The proof that $ \mathcal{R} $ is a positively linear transformation is not difficult at all, so we leave it to the reader. $ \quad \spadesuit $
Suppose now that we have a function $ F: \Delta \to \mathbb{R} $ and are asked to prove $$ \forall (a,b,c) \in \Delta: \quad F(a,b,c) \geq 0. $$ By Theorem 2, this is equivalent to proving $$ \forall (x,y,z) \in \mathbb{R}_{+}^{3}: \quad F(\mathcal{R}(x,y,z)) = F(x + y,y + z,z + x) \geq 0. $$ The reason why the second statement may be easier to prove than the first one is that $ \mathbb{R}_{+}^{3} $ is easier to handle than $ \Delta $. (Do you find it easy to visualize $ \Delta $ in $ 3 $-space? I do not.) Many inequalities involving three variables, such as the three-variable version of the AM-GM Inequality, are tailor-made for $ \mathbb{R}_{+}^{3} $, so applying the Ravi Substitution mapping usually simplifies matters considerably as we may then use these inequalities directly.
Solution 2:
You can write the question as $|\frac{a^2c+b^2a+c^2b-b^2c-c^2a-a^2b}{abc}|<1$. This means you would like to show that $-1<\frac{a^2c+b^2a+c^2b-b^2c-c^2a-a^2b}{abc}<1$. Since $a,b,c$ are the sides of a triangle, you have that $a,b,c>0$. This means you want to show $-abc<a^2c+b^2a+c^2b-b^2c-c^2a-a^2b<abc$. We write the inside term more compactly, we are trying to show $-abc<ac(a-c)+ab(b-a)+bc(c-b)<abc.$ Because the expression we are trying to show is cyclic, without loss of generality, we assume $a\geq b\geq c >0$. Since they are the sides of a triangle, you have that $a-b<c$, $b-c<a$ and $a-c<b$ (sum of two sides exceeds the third one). Therefore, this gives you $ac(a-c)<abc$. Also $a\geq b\geq c>0$ give you $ab(b-a)\leq 0$ and $bc(c-b)\leq 0$. Adding the three inequalities gives $ac(a-c)+ab(b-a)+bc(c-b)<abc$.

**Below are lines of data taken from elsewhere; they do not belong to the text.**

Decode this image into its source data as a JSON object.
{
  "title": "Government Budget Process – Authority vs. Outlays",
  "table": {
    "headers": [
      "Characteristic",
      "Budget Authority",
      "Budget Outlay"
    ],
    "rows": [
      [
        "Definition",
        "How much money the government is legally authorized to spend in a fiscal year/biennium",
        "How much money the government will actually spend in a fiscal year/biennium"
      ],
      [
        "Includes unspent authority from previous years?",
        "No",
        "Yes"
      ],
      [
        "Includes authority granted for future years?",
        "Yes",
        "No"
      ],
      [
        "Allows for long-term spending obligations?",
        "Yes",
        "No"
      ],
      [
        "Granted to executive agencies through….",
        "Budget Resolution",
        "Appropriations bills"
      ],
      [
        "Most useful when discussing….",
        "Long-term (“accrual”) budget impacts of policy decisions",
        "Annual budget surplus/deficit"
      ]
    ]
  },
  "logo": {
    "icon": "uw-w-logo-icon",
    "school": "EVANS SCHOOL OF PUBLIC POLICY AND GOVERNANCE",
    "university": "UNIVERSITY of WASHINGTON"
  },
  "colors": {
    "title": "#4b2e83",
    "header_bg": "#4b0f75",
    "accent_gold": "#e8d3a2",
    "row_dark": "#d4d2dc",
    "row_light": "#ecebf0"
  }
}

Now since $b-c<a$ you have that $bc(b-c)<abc$. Call this (1). Since $b+c > a$ and since $b-c\geq 0$, it follows that $(b+c)(b-c)\geq a(b-c)$, which means $b^2-c^2-ab+ac\geq 0$ implying $b(a-b)+c(c-a)\leq 0$. This means that $ab(a-b)+ac(c-a)\leq 0$. Call this (2). Adding (1) and (2) side-by-side gives $ab(a-b)+ac(c-a)+bc(b-c)< abc$ which is the same as $-abc<ab(b-a)+ac(a-c)+bc(c-b)$, which is what we wanted to show.